Je mehr Daten im Produktionsumfeld gesammelt werden, desto präzisere Analysen sind möglich. Die Grundvoraussetzung, um die Vielzahl an Informationen auszuwerten, ist dabei das Datenbank-Management-System. „Je schneller die Datenbank arbeitet, desto höher ist logischerweise die Zeitersparnis bei den Analyseprozessen“, erklärt Sebastian Klenk, Produktmanager der Exasol AG. „Eine Hochleistungsdatenbank muss dafür auf der In-Memory-Technologie basieren.“ Beim In-Memory-Computing werden Daten im sehr schnellen Arbeitsspeicher verarbeitet. Dadurch sind die Rechenvorgänge sehr viel performanter als bei der Verarbeitung der Daten auf der Festplatte.
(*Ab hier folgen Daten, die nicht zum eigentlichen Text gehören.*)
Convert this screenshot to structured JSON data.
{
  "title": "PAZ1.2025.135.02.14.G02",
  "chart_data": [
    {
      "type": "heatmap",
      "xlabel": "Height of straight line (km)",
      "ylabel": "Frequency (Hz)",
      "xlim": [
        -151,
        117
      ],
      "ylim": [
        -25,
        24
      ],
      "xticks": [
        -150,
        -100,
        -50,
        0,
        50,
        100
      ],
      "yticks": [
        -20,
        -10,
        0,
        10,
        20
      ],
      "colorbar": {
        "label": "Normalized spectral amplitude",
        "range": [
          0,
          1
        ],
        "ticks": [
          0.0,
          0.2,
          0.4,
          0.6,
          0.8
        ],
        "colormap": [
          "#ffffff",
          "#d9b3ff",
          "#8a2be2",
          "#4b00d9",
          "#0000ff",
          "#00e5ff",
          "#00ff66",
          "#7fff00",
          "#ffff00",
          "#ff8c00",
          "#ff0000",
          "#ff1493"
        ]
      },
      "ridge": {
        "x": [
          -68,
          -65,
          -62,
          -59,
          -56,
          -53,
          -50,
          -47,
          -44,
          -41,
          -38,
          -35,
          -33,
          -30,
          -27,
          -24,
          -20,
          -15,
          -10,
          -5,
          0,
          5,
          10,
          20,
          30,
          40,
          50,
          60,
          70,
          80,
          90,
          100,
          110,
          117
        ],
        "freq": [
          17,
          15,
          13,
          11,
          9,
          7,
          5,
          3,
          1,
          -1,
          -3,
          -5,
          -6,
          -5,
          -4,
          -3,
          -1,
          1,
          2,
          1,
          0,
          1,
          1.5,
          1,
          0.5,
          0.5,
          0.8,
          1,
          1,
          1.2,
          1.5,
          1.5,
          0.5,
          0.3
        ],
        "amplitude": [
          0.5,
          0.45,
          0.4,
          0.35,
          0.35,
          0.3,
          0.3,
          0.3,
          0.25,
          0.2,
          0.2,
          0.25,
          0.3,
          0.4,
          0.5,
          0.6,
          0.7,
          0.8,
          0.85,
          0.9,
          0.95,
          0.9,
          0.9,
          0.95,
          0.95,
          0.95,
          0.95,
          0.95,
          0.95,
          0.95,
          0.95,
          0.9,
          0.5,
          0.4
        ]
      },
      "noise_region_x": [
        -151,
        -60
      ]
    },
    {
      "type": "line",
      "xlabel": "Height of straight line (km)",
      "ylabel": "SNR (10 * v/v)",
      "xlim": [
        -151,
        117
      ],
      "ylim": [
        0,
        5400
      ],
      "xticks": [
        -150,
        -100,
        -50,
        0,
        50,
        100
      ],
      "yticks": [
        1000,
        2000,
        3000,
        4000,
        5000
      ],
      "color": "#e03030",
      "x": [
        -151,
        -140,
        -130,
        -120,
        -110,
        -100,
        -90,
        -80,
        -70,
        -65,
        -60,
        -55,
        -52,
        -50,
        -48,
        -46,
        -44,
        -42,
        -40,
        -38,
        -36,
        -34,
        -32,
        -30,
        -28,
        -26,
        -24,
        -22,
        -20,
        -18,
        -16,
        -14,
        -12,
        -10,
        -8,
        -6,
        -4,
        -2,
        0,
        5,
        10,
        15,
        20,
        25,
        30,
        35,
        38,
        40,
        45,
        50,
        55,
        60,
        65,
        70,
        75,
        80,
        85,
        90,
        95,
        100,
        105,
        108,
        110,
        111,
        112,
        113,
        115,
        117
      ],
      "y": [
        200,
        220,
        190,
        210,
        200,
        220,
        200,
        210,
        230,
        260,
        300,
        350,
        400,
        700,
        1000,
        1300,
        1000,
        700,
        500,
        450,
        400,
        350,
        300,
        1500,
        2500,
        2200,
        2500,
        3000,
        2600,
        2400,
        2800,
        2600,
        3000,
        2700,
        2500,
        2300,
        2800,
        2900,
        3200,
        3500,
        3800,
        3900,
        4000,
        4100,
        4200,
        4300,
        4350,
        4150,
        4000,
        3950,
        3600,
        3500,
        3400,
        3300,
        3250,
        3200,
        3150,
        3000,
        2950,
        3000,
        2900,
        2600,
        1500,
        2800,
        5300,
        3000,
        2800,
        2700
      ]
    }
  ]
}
Selbstverständlich haben sämtliche Maßnahmen durch PPS-Systeme Ressourcenoptimierungen zum Ziel und dienen damit der Entwicklung eines Unternehmens. Entscheidend für erfolgreiches Wachstum ist auch die Software-Infrastruktur. Denn mit Produktionssteigerungen erhöhen sich auch die Datenmengen, die generiert werden. „Wenn das Unternehmen expandiert, ist es unabdingbar, auch bei der Datenbanklösung ein paar Pferdestärken draufzupacken“, sagt Sebastian Klenk. „Unser Datenbank-Management-System Exasolution passt sich beispielsweise den gestiegenen Anforderungen der Unternehmen an.“
Die Effizient der Datenbank ist damit entscheidend für die Optimierung der Produktionsergebnisse, denn die von dem PPS-System an den Fertigungsleitstand gesendeten Aufträge sind in ihrer Präzision abhängig von der Berücksichtigung zahlreicher Informationen, die erst im Datenbanksystem aufbereitet werden müssen. Je performanter die Datenbank, desto genauer und schneller sind die Analyse-Ergebnisse.